Monday, September 26, 2011

Frankenstein #2 Image 160

On the image on page 160, just looking at the picture without reading the content, the image shows the huge deformed body covering pretty much the whole page. It shows a person with both knees down on the ground with the head facing down covered by hair. It seems like he is desperate and helpless. With the tensed muscles on his body, you can tell he is using a lot of energy. But when you pay more attention, his muscular and huge hands are holding something very tightly. If you take a close look, one can barely see a tiny hand reaching out from the monster fist, and a lifeless little body lying on the ground.

After I read the content of the novel, I started to question my sympathy towards the monster. The image vividly depicted the creature as the true monster he is, evil and powerful. His unstable immature emotions and greediness are turning him to a scary monster. Even though Victor lost his loved ones and close friends, I think he still made a correct choice not to make a female companion for the monster. “The hours of my irresolution is past, and the period of your power is arrived. Your threats cannot move me to do an act of wickedness; but they confirm me in a determination of not creating you a companion in vice. Shall I, in cool blood, set loose upon the earth a daemon, whose delight is in death and wretchedness? Begone! I am firm, and your words will only exasperate my rage.”(Shelley 191)

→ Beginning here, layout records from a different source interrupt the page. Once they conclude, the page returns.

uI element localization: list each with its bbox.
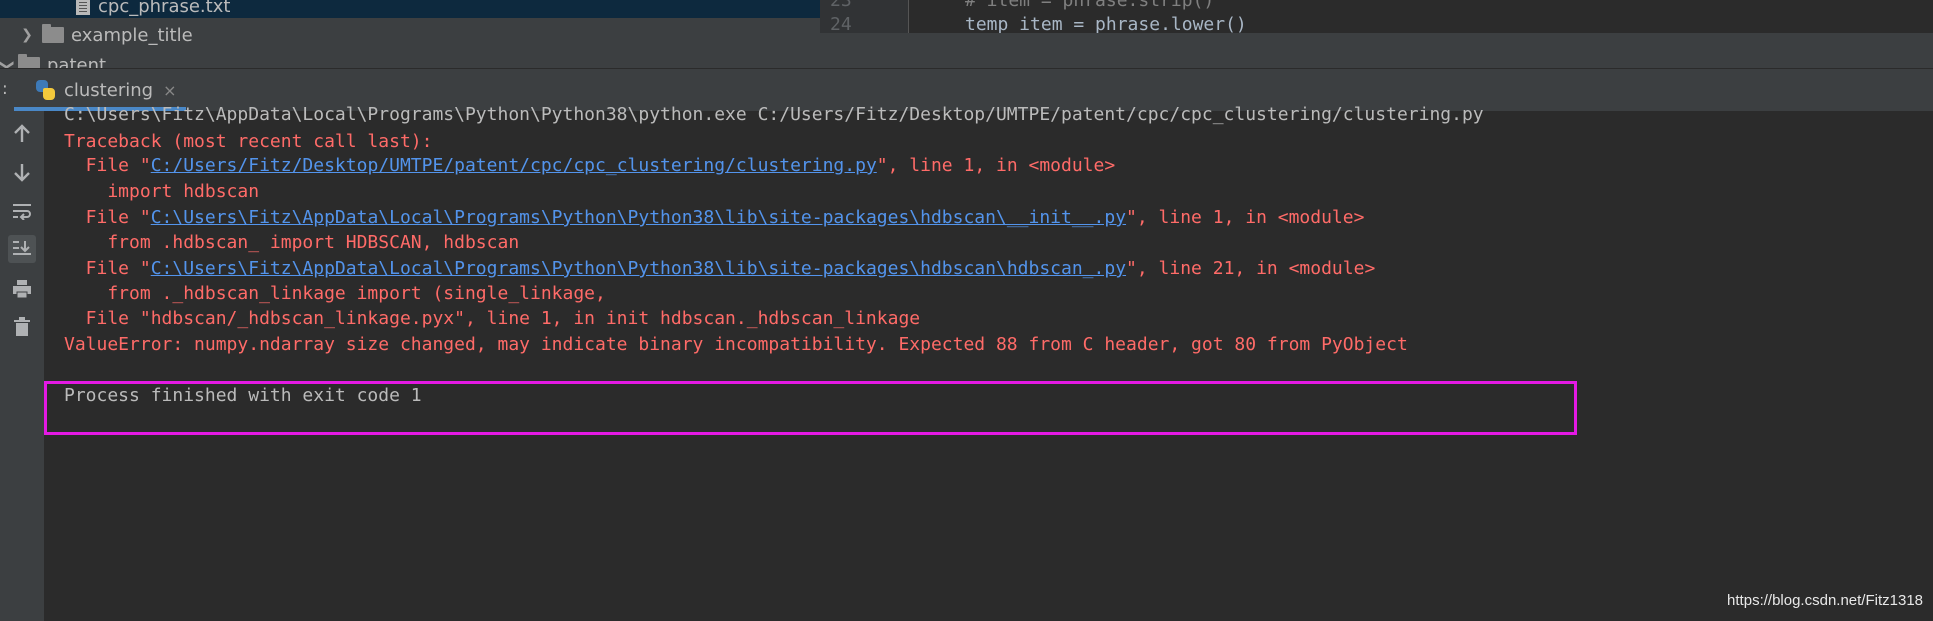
soft-wrap-icon[interactable] xyxy=(8,197,36,225)
frame-suffix: ", line 1, in <module> xyxy=(1126,207,1365,228)
frame-suffix: ", line 21, in <module> xyxy=(1126,258,1376,279)
print-icon[interactable] xyxy=(8,275,36,303)
line-number: 23 xyxy=(830,0,852,11)
line-number: 24 xyxy=(830,14,852,33)
editor-scroll-area xyxy=(820,33,1933,68)
frame-prefix: File " xyxy=(64,258,151,279)
folder-icon xyxy=(42,24,64,43)
chevron-down-icon[interactable]: ❯ xyxy=(0,58,15,68)
traceback-code: from .hdbscan_ import HDBSCAN, hdbscan xyxy=(64,232,520,253)
tree-item-label: example_title xyxy=(71,24,193,46)
traceback-header: Traceback (most recent call last): xyxy=(64,131,433,152)
frame-prefix: File " xyxy=(64,207,151,228)
console-command-line: C:\Users\Fitz\AppData\Local\Programs\Pyt… xyxy=(64,104,1484,125)
frame-prefix: File " xyxy=(64,155,151,176)
code-editor[interactable]: 23 # item = phrase.strip() 24 temp_item … xyxy=(820,0,1933,33)
text-file-icon xyxy=(76,0,90,15)
code-line[interactable]: temp_item = phrase.lower() xyxy=(965,14,1247,33)
python-icon xyxy=(34,79,56,101)
run-panel-label: : xyxy=(2,79,8,99)
error-highlight-box xyxy=(44,381,1577,435)
watermark: https://blog.csdn.net/Fitz1318 xyxy=(1727,592,1923,609)
tree-item-label: patent xyxy=(47,54,107,69)
file-link[interactable]: C:\Users\Fitz\AppData\Local\Programs\Pyt… xyxy=(151,258,1126,279)
error-message: ValueError: numpy.ndarray size changed, … xyxy=(64,334,1408,355)
chevron-right-icon[interactable]: ❯ xyxy=(16,27,38,43)
file-link[interactable]: C:/Users/Fitz/Desktop/UMTPE/patent/cpc/c… xyxy=(151,155,877,176)
traceback-code: from ._hdbscan_linkage import (single_li… xyxy=(64,283,606,304)
file-link[interactable]: C:\Users\Fitz\AppData\Local\Programs\Pyt… xyxy=(151,207,1126,228)
traceback-frame: File "C:\Users\Fitz\AppData\Local\Progra… xyxy=(64,207,1365,229)
project-tree: cpc_phrase.txt ❯ example_title ❯ patent xyxy=(0,0,820,68)
tree-item-label: cpc_phrase.txt xyxy=(98,0,231,17)
tree-item-example-title[interactable]: ❯ example_title xyxy=(16,23,193,47)
code-line[interactable]: # item = phrase.strip() xyxy=(965,0,1214,11)
frame-suffix: ", line 1, in <module> xyxy=(876,155,1116,176)
close-icon[interactable]: × xyxy=(163,81,176,100)
traceback-pyx-frame: File "hdbscan/_hdbscan_linkage.pyx", lin… xyxy=(64,308,921,329)
traceback-code: import hdbscan xyxy=(64,181,260,202)
tree-item-patent[interactable]: ❯ patent xyxy=(0,53,106,68)
tab-label: clustering xyxy=(64,79,154,101)
folder-icon xyxy=(18,54,40,68)
run-console-output[interactable]: C:\Users\Fitz\AppData\Local\Programs\Pyt… xyxy=(44,104,1933,621)
trash-icon[interactable] xyxy=(8,313,36,341)
traceback-frame: File "C:\Users\Fitz\AppData\Local\Progra… xyxy=(64,258,1376,280)
tree-item-cpc-phrase[interactable]: cpc_phrase.txt xyxy=(0,0,820,18)
console-toolbar xyxy=(0,111,44,621)
traceback-frame: File "C:/Users/Fitz/Desktop/UMTPE/patent… xyxy=(64,155,1116,177)
scroll-to-end-icon[interactable] xyxy=(8,235,36,263)
down-arrow-icon[interactable] xyxy=(8,158,36,186)
up-arrow-icon[interactable] xyxy=(8,120,36,148)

The monster is emotionally unstable. At the age of two, he is capable of doing a lot of things that most human beings couldn’t do; however, his behavior could be considered childish. He changes his mind and decisions easily and unpredictably. Plus with the great strength he possessed, he could be dangerous towards mankind. “Suddenly, as I gazed on him, an idea seized me, that this little creature was unprejudiced, and had lived too short a time to have imbibed a horror of deformity. If, therefore, I could seized him, and educated him as my companion and friend, I should not be so desolate in this peopled earth.”(Shelley 159) At first, he tried to kidnap the little child, William, so he could educate him for his own benefit and hopefully one day the child would become his friend and companion. But after the monster knows the kid is related to Victor Frankenstein, he instantly changed his mind and killed the child without hesitation. “Frankenstein! You belong then to my enemy – to him towards whom I have sworn eternal revenge; you shall be my first victim.” (Shelley 160) He not only has unstable emotions but also is a merciless creature. “I gazed on my victim, and my heart swelled with exultation and hellish triumph: clapping my hands, I exclaimed, ‘I, too, can create desolation; my enemy is not invulnerable; this death will carry despair to him, and a thousand other miseries shall torment and destroy him.” (Shelley 160)

“If you consent, neither you nor any other human being shall ever us again; I will go to the vast wilds of South America. My food is not that of man; I do not destroy the lamb and the kid to glut my appetite; acorns and berries afford me sufficient nourishment. My companion will be of the same natures as myself, and will be content with the same fare.” (Shelley 164) The wilds of South America probably will not satisfy the monster because of his intelligence and curiosity of the world. As what the monster had done to William and Justine, his words become unreliable and he could easily break his promises that he has offered to Victor. Victor’s concerns toward monsters are also reasonable. The monster is greedy and unrealistic “ I was now about to form another being, of whose dispositions I was alike ignorant; she might become ten thousand times more malignant than her mate, and delight, for its own sake, in murder and wretchedness. He had sworn to quit the neighborhood of man, and hide himself in deserts; but she had not; and she, who in all probability was to become thinking and reasoning animal, might refuse to comply with a compact made before her creation. They might even hate each other; the creature that already lived loathes his own deformity, and might he not conceive a greater abhorrence for it when it came before his eyes in the female form? She also might turn with disgust from him to the superior beauty of man; she might quit him, and he be again alone, exasperated by the fresh provocation of being deserted by one of his own species.”(Shelley 189) The monster action in the image (Shelley 160) is crucial and inhuman, which make him a real monster.


Shelley, Mary Wollstonecraft, and Lynd Ward. Frankenstein: the Lynd Ward Illustrated Edition. Mineola, NY: Dover Publications, 2009. Print.

1 comment:

  1. Your focus in the first paragraph is good, and you're drawing our attention to a critical detail in a thoughtful way. Good. Although I do wonder why that makes you feel less sympathy for the monster: after all, we already know he murdered William. I'm not saying that you're wrong - just that maybe there is more to be said about the power of the image here.

    The last couple paragraphs are beginning to make an implicit argument that Victor's assessment of the monster is correct (clearly my words, not yours!). This isn't a terrible idea, but it's a little problematic, because it gets you far away from the territory of the image itself.

    If you were able to successfully turn it around and argue that the image, in essence, helps make Victor's argument (do the images show him as emotionally unstable, which is crucial to your argument?), then the whole thing would work well together and fit the prompt rather well. But as it stands, I see the last couple paragraphs as an ok argument, but a problematic shift away from your initial topic.